Our Team is Capable of Good Defense

It’s no secret that our star player isn’t the best defender. His absence Monday night paved the way for more minutes from Allen Crabbe and Evan Turner. Those two, along with Maurice Harkless and Al-Farouq Aminu provided a nice perimeter defensive scheme. Granted, Kyle Lowry looked unstoppable at times from behind the arc, but overall the Blazer wings strung together a solid effort.

Also notable was Mason Plumlee’s interior defense. I’m admittedly a huge fan of Jonas Valanciunas, and Plumlee kept the scoring center in check. Add in fifteen rebounds and the Duke grad put in another stat stuffing game that we’ve come to expect as of late.

This game raised a lot of questions about our defensive struggles. Lillard’s lack of perimeter defense has always been his achilles heel. His absence tonight could have exposed a hole that has been grossly overlooked due to his offensive capabilities. It’s too early to tell, but not having Lillard on the court tonight held the league’s best offense to 17 points less than usual.

Dec 26, 2016; Portland, OR, USA; Portland Trail Blazers guard C.J. McCollum (3) dribbles the ball around Toronto Raptors guard Kyle Lowry (7) during the second half at the Moda Center. The Raptors won 95-91. Mandatory Credit: Troy Wayrynen-USA TODAY Sports

Lack of Dominant Interior Presence Cost Us

In the waning moments of the game, the Blazers put together another solid defensive set. Down but just two points, we forced Toronto into a contested three pointer as the shot clock ran down. All we needed to do was secure the rebound and Portland would have had a chance to tie.

Instead, the opposing team secured a clutch offensive rebound, and Portland had to foul. Too many times this season (and last season) has Portland’s lack of an interior presence failed to grab the key rebound.

This can be contributed to our defense this season. Portland was so focused on getting a stop that they forgot to follow the play until the end. We can’t get caught ball watching, as a last second slip up like that can be the difference.

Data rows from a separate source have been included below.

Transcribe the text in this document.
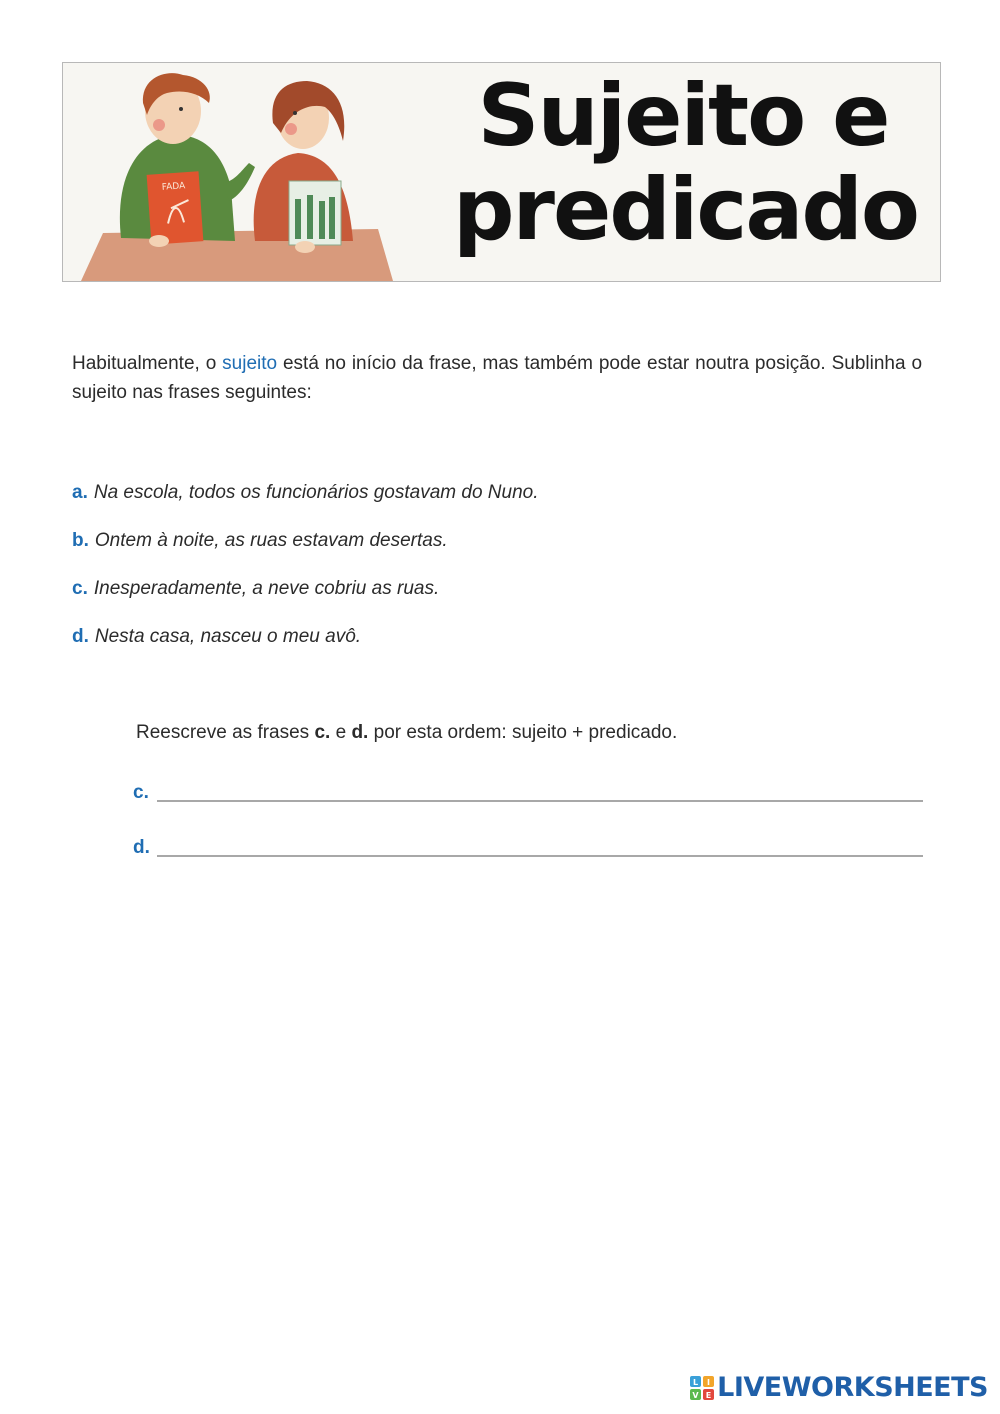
FADA
Sujeito e
predicado

Habitualmente, o sujeito está no início da frase, mas também pode estar noutra posição. Sublinha o sujeito nas frases seguintes:

a. Na escola, todos os funcionários gostavam do Nuno.
b. Ontem à noite, as ruas estavam desertas.
c. Inesperadamente, a neve cobriu as ruas.
d. Nesta casa, nasceu o meu avô.

Reescreve as frases c. e d. por esta ordem: sujeito + predicado.

c.
d.
L I
V E LIVEWORKSHEETS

C.J. McCollum can run the Point

McCollum had a great game as usual, but what stood out was his play making ability from the point. Like Lillard, the defense has to respect McCollum’s scoring ability. The attention Toronto gave him opened up other players for good looks.

McCollum had a memorable night playing point. From thread-the-needle passes to some slick crossovers, “3J” looked very comfortable. It begs the question of some future switches between him and Lillard, where Lillard plays shooting guard. The two interchanging more frequently can give defenses fits.

There isn’t another team in the NBA with two unstoppable point guards. Similar to a two quarterback system in football, the surprise factor with each possession could become a juggernaut.

Hey, when you’re this bad, maybe a shake-up of this magnitude is exactly what we need.